For Anderson and Haynes, basketball statistics do not provide the full measure of their high school resumes. Anderson was a 3.0 student and both of them have been A-B honor roll throughout. Given that kind of classroom achievement, it follows that the two of them have an eye to the future. Such is the case. Both already know what they intend to major in.
Anderson is interested in graphic arts, a major factor in her picking Chowan after she chose to opt out of a Division I commitment to St. Peter’s in order to be closer to home. Haynes’ goal is to start a business that will offer fun activities for children. She’ll major in business administration.
Another final reunion at the all star game will be among the Fleming girls and West teammate Charmaine Hairston of Franklin County. The three of them have been teammates as well as rivals. They’ve been on the same travel team before.
Hairston and Haynes, both point guards, were often matched up defensively.
“Charmaine always has pressure on the ball, she has quick feet, and she’s a mind-reader,” Haynes said.

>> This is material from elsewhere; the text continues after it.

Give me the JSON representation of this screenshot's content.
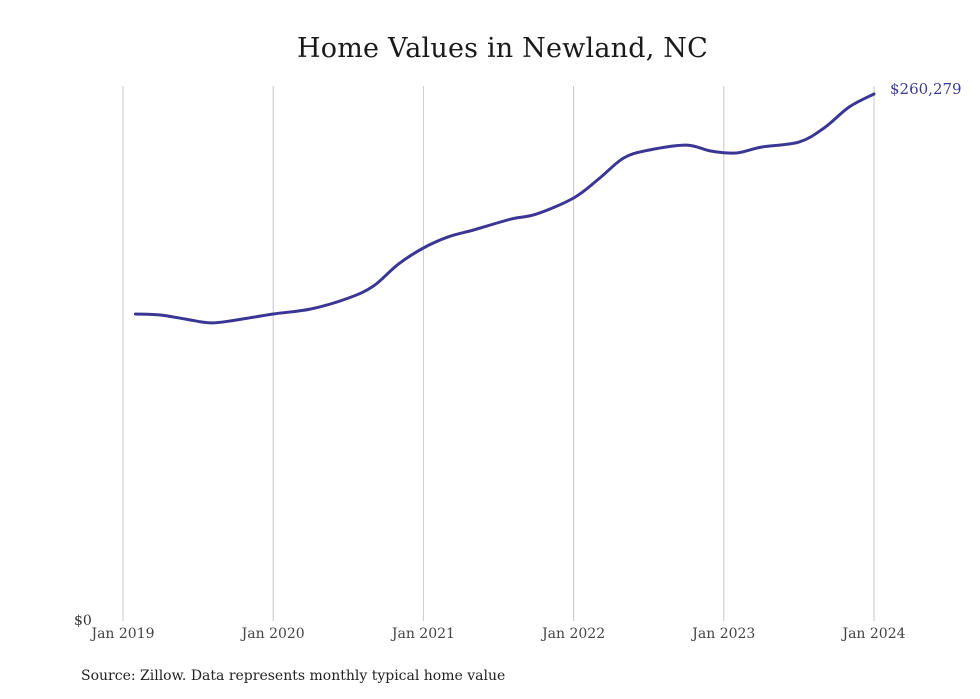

Kristen Atwell of George Wythe is the other Timesland player on the West squad.
One of the coaching challenges of all star games is taking a short amount of practice time to teach a group of strong players, who mostly don’t know each other, how to play together. As you might expect, that will not be an issue for the Fleming girls.
“I always know where Keke is; she always know where I am,” Anderson said.